Fiquei olhando, sem entender o que fazer ou pensar. Só sentia as lágrimas quentes descerem lentamente pelo meu rosto, penduradas no queixo, como se fossem orvalhos da alma. Guardei o celular no bolso da bermuda com os fones, peguei o skate e fui para casa, arrastando meu corpo. As imagens iam ficando cada vez mais embaçadas e, de repente lembrei da voz que estava calada, desde o dia em que me deixei ser visto sem roupa pelo Fabrício. Pedi que ela voltasse, para ter ao menos uma voz imaginária da minha mente doente me dando algum consolo. Ou até um esporro seria melhor que aquele silêncio todo.
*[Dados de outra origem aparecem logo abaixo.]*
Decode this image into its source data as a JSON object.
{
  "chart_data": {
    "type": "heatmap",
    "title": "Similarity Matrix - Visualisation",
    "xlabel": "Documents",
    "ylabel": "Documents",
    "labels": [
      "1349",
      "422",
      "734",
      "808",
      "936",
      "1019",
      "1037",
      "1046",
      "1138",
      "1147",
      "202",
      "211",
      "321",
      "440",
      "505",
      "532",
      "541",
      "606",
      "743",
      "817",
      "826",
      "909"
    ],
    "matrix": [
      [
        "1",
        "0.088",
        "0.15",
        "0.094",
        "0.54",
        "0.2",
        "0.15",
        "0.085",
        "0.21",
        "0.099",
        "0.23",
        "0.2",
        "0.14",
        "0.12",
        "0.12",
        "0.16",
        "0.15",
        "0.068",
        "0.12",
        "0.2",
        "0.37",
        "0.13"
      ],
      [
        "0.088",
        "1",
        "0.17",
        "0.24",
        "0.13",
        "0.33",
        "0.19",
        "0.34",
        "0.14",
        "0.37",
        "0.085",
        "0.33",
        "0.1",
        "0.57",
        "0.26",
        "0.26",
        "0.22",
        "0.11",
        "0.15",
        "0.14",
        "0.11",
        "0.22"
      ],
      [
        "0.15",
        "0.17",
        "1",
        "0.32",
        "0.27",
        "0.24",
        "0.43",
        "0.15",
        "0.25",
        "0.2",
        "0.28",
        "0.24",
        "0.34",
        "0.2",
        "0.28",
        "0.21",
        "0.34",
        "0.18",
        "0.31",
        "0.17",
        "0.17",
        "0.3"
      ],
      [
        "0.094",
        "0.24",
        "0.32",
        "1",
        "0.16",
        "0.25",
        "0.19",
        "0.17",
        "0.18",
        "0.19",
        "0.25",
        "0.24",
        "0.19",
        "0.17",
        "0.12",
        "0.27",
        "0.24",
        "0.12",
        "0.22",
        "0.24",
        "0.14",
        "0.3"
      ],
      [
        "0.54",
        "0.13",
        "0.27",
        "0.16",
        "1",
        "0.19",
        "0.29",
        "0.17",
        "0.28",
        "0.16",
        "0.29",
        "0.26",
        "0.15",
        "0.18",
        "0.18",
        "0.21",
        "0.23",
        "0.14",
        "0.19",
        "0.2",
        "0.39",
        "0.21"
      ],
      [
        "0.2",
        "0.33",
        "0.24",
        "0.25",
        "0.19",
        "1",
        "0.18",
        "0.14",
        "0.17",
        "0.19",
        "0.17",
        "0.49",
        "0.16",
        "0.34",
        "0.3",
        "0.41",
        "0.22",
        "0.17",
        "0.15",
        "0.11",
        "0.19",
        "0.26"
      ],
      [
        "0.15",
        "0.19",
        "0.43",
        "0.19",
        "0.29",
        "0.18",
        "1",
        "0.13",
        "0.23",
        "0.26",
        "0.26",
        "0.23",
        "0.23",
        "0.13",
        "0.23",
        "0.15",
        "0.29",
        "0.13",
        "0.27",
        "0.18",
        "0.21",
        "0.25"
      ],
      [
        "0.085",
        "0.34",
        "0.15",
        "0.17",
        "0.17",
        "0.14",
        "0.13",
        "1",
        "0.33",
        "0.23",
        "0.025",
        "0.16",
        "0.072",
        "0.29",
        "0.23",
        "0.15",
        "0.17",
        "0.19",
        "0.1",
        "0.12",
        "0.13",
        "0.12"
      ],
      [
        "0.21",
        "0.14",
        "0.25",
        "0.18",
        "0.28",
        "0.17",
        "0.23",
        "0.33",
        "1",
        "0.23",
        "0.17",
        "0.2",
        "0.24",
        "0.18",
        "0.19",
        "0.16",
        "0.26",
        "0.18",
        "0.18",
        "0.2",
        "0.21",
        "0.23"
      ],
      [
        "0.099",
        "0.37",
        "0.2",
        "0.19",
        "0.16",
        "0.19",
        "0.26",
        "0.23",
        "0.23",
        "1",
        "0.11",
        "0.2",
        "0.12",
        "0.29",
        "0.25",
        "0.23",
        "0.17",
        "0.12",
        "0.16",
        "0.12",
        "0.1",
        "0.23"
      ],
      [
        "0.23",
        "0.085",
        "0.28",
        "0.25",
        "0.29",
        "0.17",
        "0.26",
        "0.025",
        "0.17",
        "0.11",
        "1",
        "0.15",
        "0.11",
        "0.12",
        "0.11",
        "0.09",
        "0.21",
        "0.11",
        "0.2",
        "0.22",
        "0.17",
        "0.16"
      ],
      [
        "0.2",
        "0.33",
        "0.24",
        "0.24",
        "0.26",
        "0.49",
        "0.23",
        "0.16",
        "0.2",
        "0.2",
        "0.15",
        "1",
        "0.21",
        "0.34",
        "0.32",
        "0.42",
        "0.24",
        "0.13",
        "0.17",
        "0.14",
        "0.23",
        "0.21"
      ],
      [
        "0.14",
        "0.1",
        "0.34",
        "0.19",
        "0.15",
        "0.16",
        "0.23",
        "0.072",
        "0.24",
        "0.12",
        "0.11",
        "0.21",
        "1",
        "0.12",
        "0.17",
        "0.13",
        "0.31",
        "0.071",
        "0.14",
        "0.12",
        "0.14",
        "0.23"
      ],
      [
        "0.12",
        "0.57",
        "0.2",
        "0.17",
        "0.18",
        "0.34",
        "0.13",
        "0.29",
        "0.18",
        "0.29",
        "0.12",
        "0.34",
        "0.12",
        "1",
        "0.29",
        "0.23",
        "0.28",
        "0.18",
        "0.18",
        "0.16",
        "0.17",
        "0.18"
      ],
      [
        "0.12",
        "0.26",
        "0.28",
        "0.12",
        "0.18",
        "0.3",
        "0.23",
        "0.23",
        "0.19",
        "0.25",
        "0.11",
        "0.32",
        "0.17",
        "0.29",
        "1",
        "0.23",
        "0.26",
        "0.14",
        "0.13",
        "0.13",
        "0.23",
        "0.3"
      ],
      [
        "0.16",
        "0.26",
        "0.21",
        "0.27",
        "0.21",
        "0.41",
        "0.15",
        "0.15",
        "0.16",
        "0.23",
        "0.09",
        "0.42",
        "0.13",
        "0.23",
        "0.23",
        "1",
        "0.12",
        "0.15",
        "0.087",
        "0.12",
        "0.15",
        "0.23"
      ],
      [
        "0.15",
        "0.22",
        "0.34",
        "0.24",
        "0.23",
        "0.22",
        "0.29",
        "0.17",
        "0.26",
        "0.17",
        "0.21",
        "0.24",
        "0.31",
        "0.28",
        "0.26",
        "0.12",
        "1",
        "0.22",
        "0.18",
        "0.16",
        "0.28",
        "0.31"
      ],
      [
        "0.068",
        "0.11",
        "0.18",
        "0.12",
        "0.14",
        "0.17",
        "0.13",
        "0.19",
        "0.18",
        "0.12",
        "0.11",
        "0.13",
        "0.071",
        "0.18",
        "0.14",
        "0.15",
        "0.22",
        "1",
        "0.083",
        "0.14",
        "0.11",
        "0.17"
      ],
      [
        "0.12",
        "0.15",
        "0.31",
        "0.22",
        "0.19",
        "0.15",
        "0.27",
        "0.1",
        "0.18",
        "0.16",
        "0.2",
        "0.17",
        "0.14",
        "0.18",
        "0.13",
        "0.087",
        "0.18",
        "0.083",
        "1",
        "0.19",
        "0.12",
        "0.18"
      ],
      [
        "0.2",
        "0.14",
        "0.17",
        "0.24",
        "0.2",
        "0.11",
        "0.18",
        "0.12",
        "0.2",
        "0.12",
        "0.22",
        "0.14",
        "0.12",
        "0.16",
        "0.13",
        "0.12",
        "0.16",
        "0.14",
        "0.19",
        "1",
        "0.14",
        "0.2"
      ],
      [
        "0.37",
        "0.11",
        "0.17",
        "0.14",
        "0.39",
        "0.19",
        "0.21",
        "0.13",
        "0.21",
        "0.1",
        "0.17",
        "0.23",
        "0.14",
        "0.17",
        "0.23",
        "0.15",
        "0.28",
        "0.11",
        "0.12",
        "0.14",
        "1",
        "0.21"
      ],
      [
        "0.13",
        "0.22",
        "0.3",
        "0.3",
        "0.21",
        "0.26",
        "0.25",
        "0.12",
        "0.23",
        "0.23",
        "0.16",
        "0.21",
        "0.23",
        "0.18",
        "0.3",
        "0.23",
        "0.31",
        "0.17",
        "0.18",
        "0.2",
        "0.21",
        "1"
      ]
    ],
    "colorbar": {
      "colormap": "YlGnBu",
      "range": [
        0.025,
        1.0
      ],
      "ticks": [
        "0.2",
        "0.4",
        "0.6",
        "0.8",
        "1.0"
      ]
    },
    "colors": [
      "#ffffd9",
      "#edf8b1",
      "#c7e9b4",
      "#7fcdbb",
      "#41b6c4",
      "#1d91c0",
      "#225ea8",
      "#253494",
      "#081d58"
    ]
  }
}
Entrei em casa o mais silencioso e rápido possível. Não tinha condições emocionais para argumentar e, se minha mãe me visse, teria de mentir. Sou péssimo mentindo! Principalmente com ela, que penetrava até a minha alma e revirava todos os meus arquivos secretos!

Subi e fui tirando os tênis, camiseta, bermuda e me joguei na cama só de cueca. Não queria pensar no momento. Fiquei assim, por mais de quarenta minutos, só respirando e revivendo tudo que me aconteceu durante todos estes meses e ao relembrar o e-mail dele, as lágrimas vieram em cascatas. Um turbilhão de pensamentos invadia minha cabeça e eu me sentia anestesiado, sem conseguir reagir.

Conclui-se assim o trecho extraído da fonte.